The vice-president of the congress, Pouyam Tabasinejad, said the organization has received more than 100 e-mails from Canadians in Iran, who have been unable to leave the country after most commercial flights were cancelled because of the outbreak – and it is now calling for Ottawa to organize an airlift.

Mr. Tabasinejad said it is the second emergency in as many months – after the downing of Ukrainian International Airlines Flight 752 by Iranian missiles that killed 55 Canadian citizens and 30 permanent residents. It demonstrates, he said, that Canadians are being hurt by the lack of a diplomatic mission to provide consular services.

Those stranded, including some elderly Iranian-Canadians, have no official help on the ground in Iran, he said. “They’re stuck there and we don’t have anybody there to see what can be done,” Mr. Tabasinejad said.

In the House of Commons on Thursday, New Democratic MP Jenny Kwan asked the government to commit to flying Canadians out, but Foreign Affairs Minister François-Philippe Champagne said Canadians in Iran should take commercial flights “while they remain available,” and said they can access consular services in the Turkish capital of Ankara – 1,700 kilometres from Tehran.

The Globe and Mail reported this week that in January, Iranian Foreign Minister Mohammad Javad Zarif proposed talks toward resuming diplomatic relations with Canada that have been suspended since 2012. However, Mr. Champagne put him off, insisting that relations now must focus on issues surrounding Flight 752.

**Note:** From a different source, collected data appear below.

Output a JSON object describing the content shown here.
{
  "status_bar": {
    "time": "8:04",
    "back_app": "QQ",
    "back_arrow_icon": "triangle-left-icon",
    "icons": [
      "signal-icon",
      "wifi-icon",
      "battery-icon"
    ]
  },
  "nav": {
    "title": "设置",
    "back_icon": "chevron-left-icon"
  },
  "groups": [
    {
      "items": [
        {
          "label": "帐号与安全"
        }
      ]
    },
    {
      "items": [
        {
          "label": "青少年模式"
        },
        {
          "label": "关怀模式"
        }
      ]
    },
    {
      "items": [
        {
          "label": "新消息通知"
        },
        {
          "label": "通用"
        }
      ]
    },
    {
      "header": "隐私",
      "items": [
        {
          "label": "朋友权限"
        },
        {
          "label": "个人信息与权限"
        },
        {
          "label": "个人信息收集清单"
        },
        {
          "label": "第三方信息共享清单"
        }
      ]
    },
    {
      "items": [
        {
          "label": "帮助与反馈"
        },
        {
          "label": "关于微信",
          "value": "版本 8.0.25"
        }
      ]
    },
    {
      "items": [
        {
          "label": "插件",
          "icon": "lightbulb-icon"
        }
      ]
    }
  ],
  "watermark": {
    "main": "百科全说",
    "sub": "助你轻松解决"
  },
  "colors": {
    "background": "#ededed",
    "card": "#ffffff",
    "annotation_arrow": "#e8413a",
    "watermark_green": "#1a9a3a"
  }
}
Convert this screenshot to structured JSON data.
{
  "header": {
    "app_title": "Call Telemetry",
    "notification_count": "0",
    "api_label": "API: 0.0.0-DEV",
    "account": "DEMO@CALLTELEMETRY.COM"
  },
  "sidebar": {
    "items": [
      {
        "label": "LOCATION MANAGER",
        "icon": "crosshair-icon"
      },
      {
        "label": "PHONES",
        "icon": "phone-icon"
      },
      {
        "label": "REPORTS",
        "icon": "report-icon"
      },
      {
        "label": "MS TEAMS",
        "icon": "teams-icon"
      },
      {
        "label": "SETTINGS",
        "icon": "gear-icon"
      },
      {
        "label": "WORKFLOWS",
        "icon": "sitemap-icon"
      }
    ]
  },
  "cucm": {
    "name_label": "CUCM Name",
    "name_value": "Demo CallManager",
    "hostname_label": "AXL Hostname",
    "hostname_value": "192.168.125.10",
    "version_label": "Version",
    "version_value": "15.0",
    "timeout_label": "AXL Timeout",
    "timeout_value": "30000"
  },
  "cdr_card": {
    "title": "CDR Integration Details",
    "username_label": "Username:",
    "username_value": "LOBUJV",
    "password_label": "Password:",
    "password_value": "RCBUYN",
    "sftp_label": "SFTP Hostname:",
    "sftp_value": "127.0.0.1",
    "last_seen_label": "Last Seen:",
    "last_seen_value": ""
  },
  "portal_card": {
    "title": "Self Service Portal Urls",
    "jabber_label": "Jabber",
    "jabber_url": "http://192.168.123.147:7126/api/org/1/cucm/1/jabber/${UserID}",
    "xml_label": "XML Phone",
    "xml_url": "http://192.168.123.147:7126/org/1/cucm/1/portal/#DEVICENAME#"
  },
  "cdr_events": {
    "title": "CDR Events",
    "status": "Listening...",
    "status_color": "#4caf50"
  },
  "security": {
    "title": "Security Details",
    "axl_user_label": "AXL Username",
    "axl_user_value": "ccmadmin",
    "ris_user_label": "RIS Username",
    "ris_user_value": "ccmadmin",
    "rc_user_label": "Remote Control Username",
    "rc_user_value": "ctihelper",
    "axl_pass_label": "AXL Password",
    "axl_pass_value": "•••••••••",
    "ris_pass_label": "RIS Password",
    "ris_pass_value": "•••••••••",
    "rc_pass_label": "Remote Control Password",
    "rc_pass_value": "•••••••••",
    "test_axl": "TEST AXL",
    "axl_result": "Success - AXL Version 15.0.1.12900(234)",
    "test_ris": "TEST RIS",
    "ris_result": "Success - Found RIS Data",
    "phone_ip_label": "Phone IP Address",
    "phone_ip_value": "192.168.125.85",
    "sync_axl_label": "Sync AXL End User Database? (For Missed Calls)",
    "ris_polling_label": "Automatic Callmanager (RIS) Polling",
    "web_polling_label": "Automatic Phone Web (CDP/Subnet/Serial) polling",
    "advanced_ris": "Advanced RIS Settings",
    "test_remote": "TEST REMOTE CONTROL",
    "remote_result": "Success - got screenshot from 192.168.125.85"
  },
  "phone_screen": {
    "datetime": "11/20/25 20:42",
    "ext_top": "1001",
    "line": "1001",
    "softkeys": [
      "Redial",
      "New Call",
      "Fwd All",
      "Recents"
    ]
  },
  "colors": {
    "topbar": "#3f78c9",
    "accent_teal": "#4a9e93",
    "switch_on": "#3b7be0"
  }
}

Mr. Champagne has repeatedly called for Iran to bring the plane’s flight recorders to a foreign laboratory for analysis, since Iranian investigators cannot read them.

Prime Minister Justin Trudeau said during the 2015 election campaign that he would resume diplomatic ties with Iran that were suspended in 2012, when Stephen Harper’s Conservative government closed Canada’s embassy in Tehran.

At a meeting with Mr. Champagne in Oman on Jan 17, Mr. Zarif raised the idea of opening “interests sections” – offices typically housed in the embassies of another country – rather than opening a new embassy.

But resuming diplomatic ties remains controversial and Conservative MP Peter Kent argued that it is a bad idea, not just now, but for the foreseeable future.